Mistaken Identity – BONUS POST

The Bonus Book of the Week is “Mistaken Identity” by Don & Susie Van Ryn and Newell, Colleen & Whitney Cerak, with Mark Tabb, published in 2008. This is a long, true story of a cluster-screw-up of honest ineptitude whose negative consequences were mitigated by the virtuous nature of the people involved.

The families of the victims described in this book weren’t vengeful and didn’t look for someone to blame or sue, pursuant to the tragedy. They were forgiving, and saw the positive consequences of it– they widened their social circle and became a good example for others of civil and mature behavior.

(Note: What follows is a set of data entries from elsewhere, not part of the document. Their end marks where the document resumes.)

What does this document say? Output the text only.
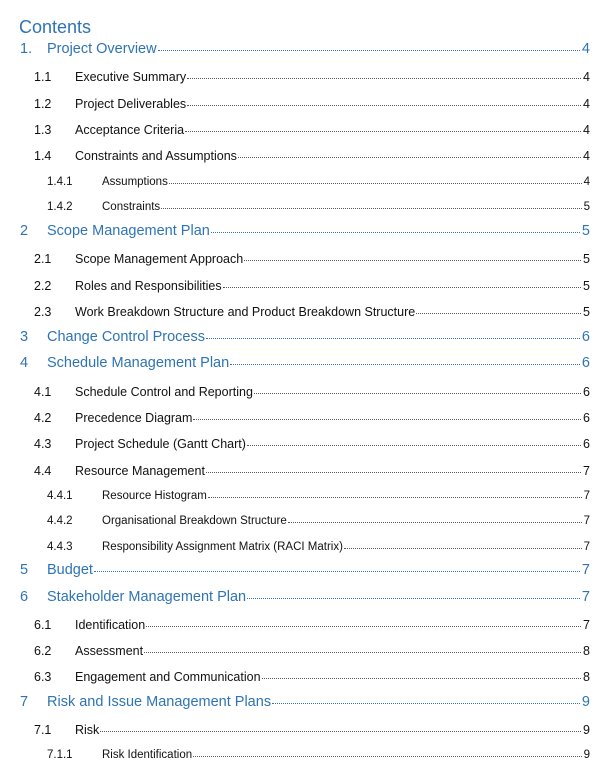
Contents
1. Project Overview	4
1.1 Executive Summary	4
1.2 Project Deliverables	4
1.3 Acceptance Criteria	4
1.4 Constraints and Assumptions	4
1.4.1	Assumptions	4
1.4.2	Constraints	5
2 Scope Management Plan	5
2.1 Scope Management Approach	5
2.2 Roles and Responsibilities	5
2.3 Work Breakdown Structure and Product Breakdown Structure	5
3 Change Control Process	6
4 Schedule Management Plan	6
4.1 Schedule Control and Reporting	6
4.2 Precedence Diagram	6
4.3 Project Schedule (Gantt Chart)	6
4.4 Resource Management	7
4.4.1	Resource Histogram	7
4.4.2	Organisational Breakdown Structure	7
4.4.3	Responsibility Assignment Matrix (RACI Matrix)	7
5 Budget	7
6 Stakeholder Management Plan	7
6.1 Identification	7
6.2 Assessment	8
6.3 Engagement and Communication	8
7 Risk and Issue Management Plans	9
7.1 Risk	9
7.1.1	Risk Identification	9
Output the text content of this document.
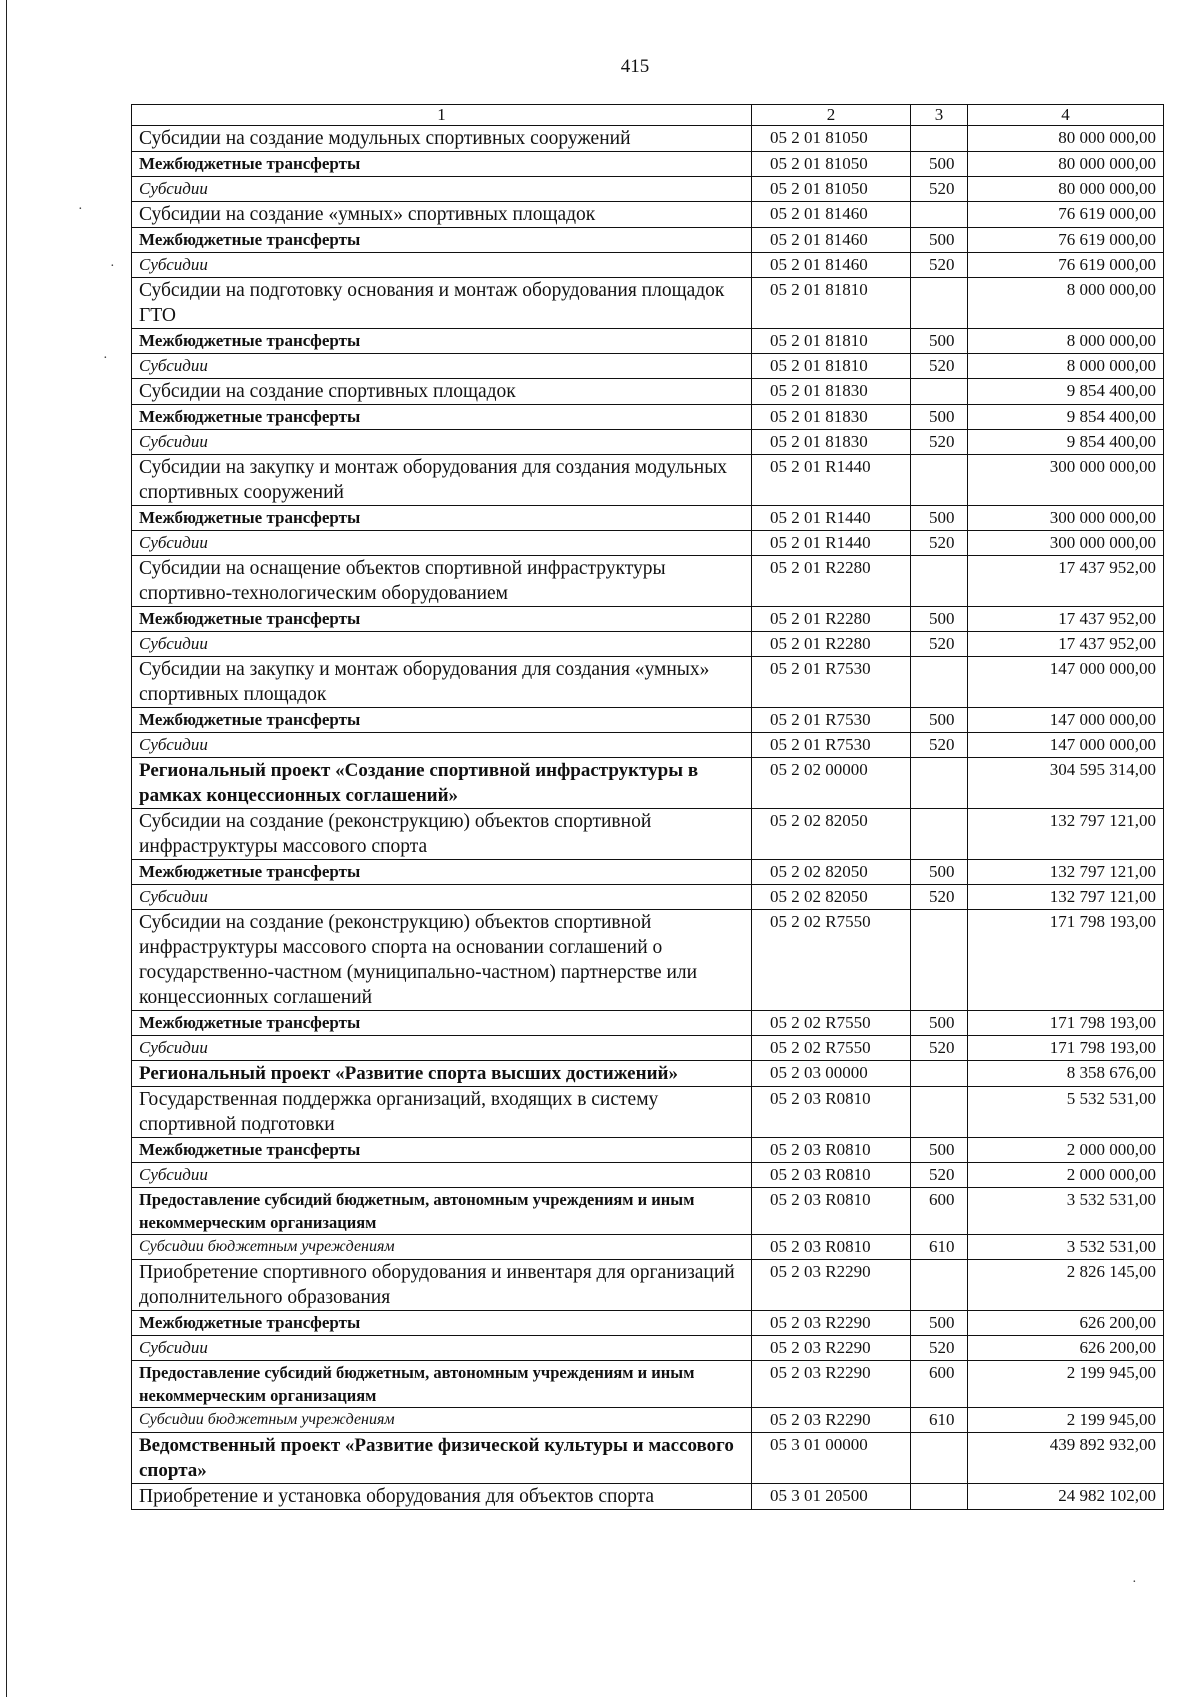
·
·
·
·
415
1	2	3	4
Субсидии на создание модульных спортивных сооружений	05 2 01 81050		80 000 000,00
Межбюджетные трансферты	05 2 01 81050	500	80 000 000,00
Субсидии	05 2 01 81050	520	80 000 000,00
Субсидии на создание «умных» спортивных площадок	05 2 01 81460		76 619 000,00
Межбюджетные трансферты	05 2 01 81460	500	76 619 000,00
Субсидии	05 2 01 81460	520	76 619 000,00
Субсидии на подготовку основания и монтаж оборудования площадок ГТО	05 2 01 81810		8 000 000,00
Межбюджетные трансферты	05 2 01 81810	500	8 000 000,00
Субсидии	05 2 01 81810	520	8 000 000,00
Субсидии на создание спортивных площадок	05 2 01 81830		9 854 400,00
Межбюджетные трансферты	05 2 01 81830	500	9 854 400,00
Субсидии	05 2 01 81830	520	9 854 400,00
Субсидии на закупку и монтаж оборудования для создания модульных спортивных сооружений	05 2 01 R1440		300 000 000,00
Межбюджетные трансферты	05 2 01 R1440	500	300 000 000,00
Субсидии	05 2 01 R1440	520	300 000 000,00
Субсидии на оснащение объектов спортивной инфраструктуры спортивно-технологическим оборудованием	05 2 01 R2280		17 437 952,00
Межбюджетные трансферты	05 2 01 R2280	500	17 437 952,00
Субсидии	05 2 01 R2280	520	17 437 952,00
Субсидии на закупку и монтаж оборудования для создания «умных» спортивных площадок	05 2 01 R7530		147 000 000,00
Межбюджетные трансферты	05 2 01 R7530	500	147 000 000,00
Субсидии	05 2 01 R7530	520	147 000 000,00
Региональный проект «Создание спортивной инфраструктуры в рамках концессионных соглашений»	05 2 02 00000		304 595 314,00
Субсидии на создание (реконструкцию) объектов спортивной инфраструктуры массового спорта	05 2 02 82050		132 797 121,00
Межбюджетные трансферты	05 2 02 82050	500	132 797 121,00
Субсидии	05 2 02 82050	520	132 797 121,00
Субсидии на создание (реконструкцию) объектов спортивной инфраструктуры массового спорта на основании соглашений о государственно-частном (муниципально-частном) партнерстве или концессионных соглашений	05 2 02 R7550		171 798 193,00
Межбюджетные трансферты	05 2 02 R7550	500	171 798 193,00
Субсидии	05 2 02 R7550	520	171 798 193,00
Региональный проект «Развитие спорта высших достижений»	05 2 03 00000		8 358 676,00
Государственная поддержка организаций, входящих в систему спортивной подготовки	05 2 03 R0810		5 532 531,00
Межбюджетные трансферты	05 2 03 R0810	500	2 000 000,00
Субсидии	05 2 03 R0810	520	2 000 000,00
Предоставление субсидий бюджетным, автономным учреждениям и иным некоммерческим организациям	05 2 03 R0810	600	3 532 531,00
Субсидии бюджетным учреждениям	05 2 03 R0810	610	3 532 531,00
Приобретение спортивного оборудования и инвентаря для организаций дополнительного образования	05 2 03 R2290		2 826 145,00
Межбюджетные трансферты	05 2 03 R2290	500	626 200,00
Субсидии	05 2 03 R2290	520	626 200,00
Предоставление субсидий бюджетным, автономным учреждениям и иным некоммерческим организациям	05 2 03 R2290	600	2 199 945,00
Субсидии бюджетным учреждениям	05 2 03 R2290	610	2 199 945,00
Ведомственный проект «Развитие физической культуры и массового спорта»	05 3 01 00000		439 892 932,00
Приобретение и установка оборудования для объектов спорта	05 3 01 20500		24 982 102,00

In late April 2006, two female Taylor College students from Michigan who shared an employer happened to be riding home in the same van in Fort Wayne, Indiana. They didn’t know each other. However, their appearance, build and facial features happened to be largely similar. The van was involved in a tragic accident. Along with other passengers, one of them died, and the other lived but had serious injuries.

In the aftermath, the one who lived remarked, “A lot of what was written in different magazines was wrong, and I think it gave me a different perspective on people and the media that I never had before.”

Read this book (not media stories) to get an accurate picture of what happened to the two families of the accident victims.